Вот такова и новая картина режиссера, явным образом пострадавшего от рук российской превратной действительности, но не оставившего попытки эту самую действительность описывать и превращать в веселый карнавал. Это кино очень длинное, даже мучительно продолжительное — два с половиной часа, и ни про одну из частей его нельзя сказать, что она совершенно неотъемлема и прямо вот необходима. Ни одно из сюжетных событий не происходит на самом деле — все это мифология, чушь, горячечный бред. И в то же время этот бред не так уж фантасмагоричен, чтобы все списать на причуды сна в зимнюю ночь. Наверное, точнее описания для нашего с вами удручающего быта и не подобрать — все это словно не на самом деле, как будто не своей жизнью живем, но это, к сожалению, печальная явь без конца и края.
Отрицая реализм, Серебренников при этом ближе всех предшественников подбирается к тому, чтобы точнейшим образом зафиксировать русский мир во всем его однообразии, вне рамок времени и места. В фильме показывают сразу несколько эпох, и наши дни, и советские, но особой разницы между тем и этим все же не наблюдается — хтонь и хмарь одна и та же.

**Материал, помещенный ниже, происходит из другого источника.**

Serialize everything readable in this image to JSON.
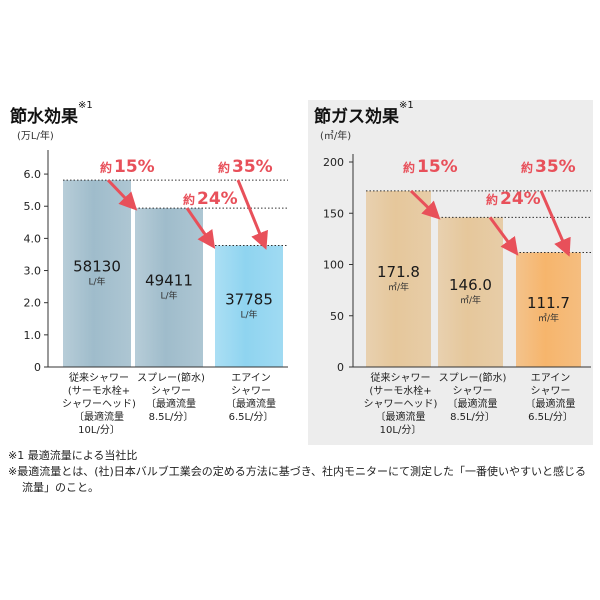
{
  "charts": [
    {
      "id": "water",
      "title": "節水効果",
      "title_note": "※1",
      "unit": "(万L/年)",
      "background": "#ffffff",
      "chart_data": {
        "type": "bar",
        "ylim": [
          0,
          6.5
        ],
        "yticks": [
          "6.0",
          "5.0",
          "4.0",
          "3.0",
          "2.0",
          "1.0",
          "0"
        ],
        "ytick_values": [
          6.0,
          5.0,
          4.0,
          3.0,
          2.0,
          1.0,
          0
        ],
        "values": [
          5.813,
          4.9411,
          3.7785
        ],
        "value_labels": [
          "58130",
          "49411",
          "37785"
        ],
        "value_units": [
          "L/年",
          "L/年",
          "L/年"
        ],
        "categories": [
          [
            "従来シャワー",
            "(サーモ水栓+",
            "シャワーヘッド)",
            "〔最適流量",
            "10L/分〕"
          ],
          [
            "スプレー(節水)",
            "シャワー",
            "〔最適流量",
            "8.5L/分〕"
          ],
          [
            "エアイン",
            "シャワー",
            "〔最適流量",
            "6.5L/分〕"
          ]
        ],
        "annotations": [
          {
            "label": "約",
            "pct": "15%",
            "from": 0,
            "to": 1
          },
          {
            "label": "約",
            "pct": "24%",
            "from": 1,
            "to": 2
          },
          {
            "label": "約",
            "pct": "35%",
            "from": 0,
            "to": 2
          }
        ],
        "colors": [
          "#9fbccb",
          "#9fbccb",
          "#8fd4f0"
        ]
      }
    },
    {
      "id": "gas",
      "title": "節ガス効果",
      "title_note": "※1",
      "unit": "(㎥/年)",
      "background": "#ededed",
      "chart_data": {
        "type": "bar",
        "ylim": [
          0,
          200
        ],
        "yticks": [
          "200",
          "150",
          "100",
          "50",
          "0"
        ],
        "ytick_values": [
          200,
          150,
          100,
          50,
          0
        ],
        "values": [
          171.8,
          146.0,
          111.7
        ],
        "value_labels": [
          "171.8",
          "146.0",
          "111.7"
        ],
        "value_units": [
          "㎥/年",
          "㎥/年",
          "㎥/年"
        ],
        "categories": [
          [
            "従来シャワー",
            "(サーモ水栓+",
            "シャワーヘッド)",
            "〔最適流量",
            "10L/分〕"
          ],
          [
            "スプレー(節水)",
            "シャワー",
            "〔最適流量",
            "8.5L/分〕"
          ],
          [
            "エアイン",
            "シャワー",
            "〔最適流量",
            "6.5L/分〕"
          ]
        ],
        "annotations": [
          {
            "label": "約",
            "pct": "15%",
            "from": 0,
            "to": 1
          },
          {
            "label": "約",
            "pct": "24%",
            "from": 1,
            "to": 2
          },
          {
            "label": "約",
            "pct": "35%",
            "from": 0,
            "to": 2
          }
        ],
        "colors": [
          "#e6c79b",
          "#e6c79b",
          "#f6b56c"
        ]
      }
    }
  ],
  "footnotes": [
    "※1 最適流量による当社比",
    "※最適流量とは、(社)日本バルブ工業会の定める方法に基づき、社内モニターにて測定した「一番使いやすいと感じる流量」のこと。"
  ],
  "annotation_color": "#e8505a"
}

Матрица поломалась давно, уж явно до рождения нас и наших отцов и дедов — поэтому Серебренников так глубоко во второй половине уходит во флешбэк, показывает нам всю предысторию несчастной советской Снегурочки из ТЮЗа (Юлия Пересильд), что когда‑то поразила на предновогодней елке грипповавшего еще в детстве Петрова. У нее рука была холодная, словно она и в самом деле сделана была из снега (а на самом деле это Петров просто температурил). То чудесное появление сказки в жизни впечатлит главного героя так сильно, что мы еще несколько раз увидим ту же самую сцену с разных ракурсов — это возвращаясь к ощущению, которое оставляет фильм, будто он какой‑то очень уж длинный и мог бы быть короче где‑то на час. На самом деле избыточный хронометраж призван для того, чтобы вызвать физиологическое ощущение у зрителя, что это он заболевает вместе с героями, проваливается куда‑то за грань осознанности, думает по кругу одни и те же навязчивые мысли (в смысле, пересматривает одни и те же сцены). Мама, мы все тяжело больны.

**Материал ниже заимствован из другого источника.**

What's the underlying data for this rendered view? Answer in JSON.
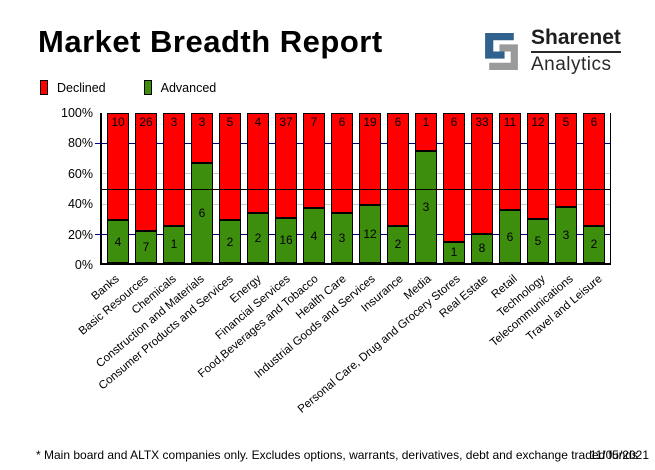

Погрузившись так глубоко в подсознание русского народа, Серебренников не намерен к финалу фильма выбираться на берег. Все закончится тем, что из гроба восстанет труп (рэпер Хаски) и побредет по припорошенной снегом России куда‑то из ниоткуда в никуда. И это сильный жест, причем, вероятно, фак — в сторону всевозможных власть предержащих. Опять же, средний палец вытянут на сильно дрожащей руке — все же Серебренникову по-прежнему, как и в предыдущих картинах, регулярно отказывает чувство вкуса, он начинает корячить из себя пророка в своем отечестве, разбрасывается банальностями и так далее.
Но, наверное, он и вправду один такой из оставшихся, режиссер, который по-прежнему способен снимать на каннском уровне. И это уже дает надежду тем, кто, как и сам Серебренников, живет в России: однажды мы из всего этого наконец выберемся, Россия воспрянет ото сна — и нам будут рукоплескать Канн и весь калифорнийский берег.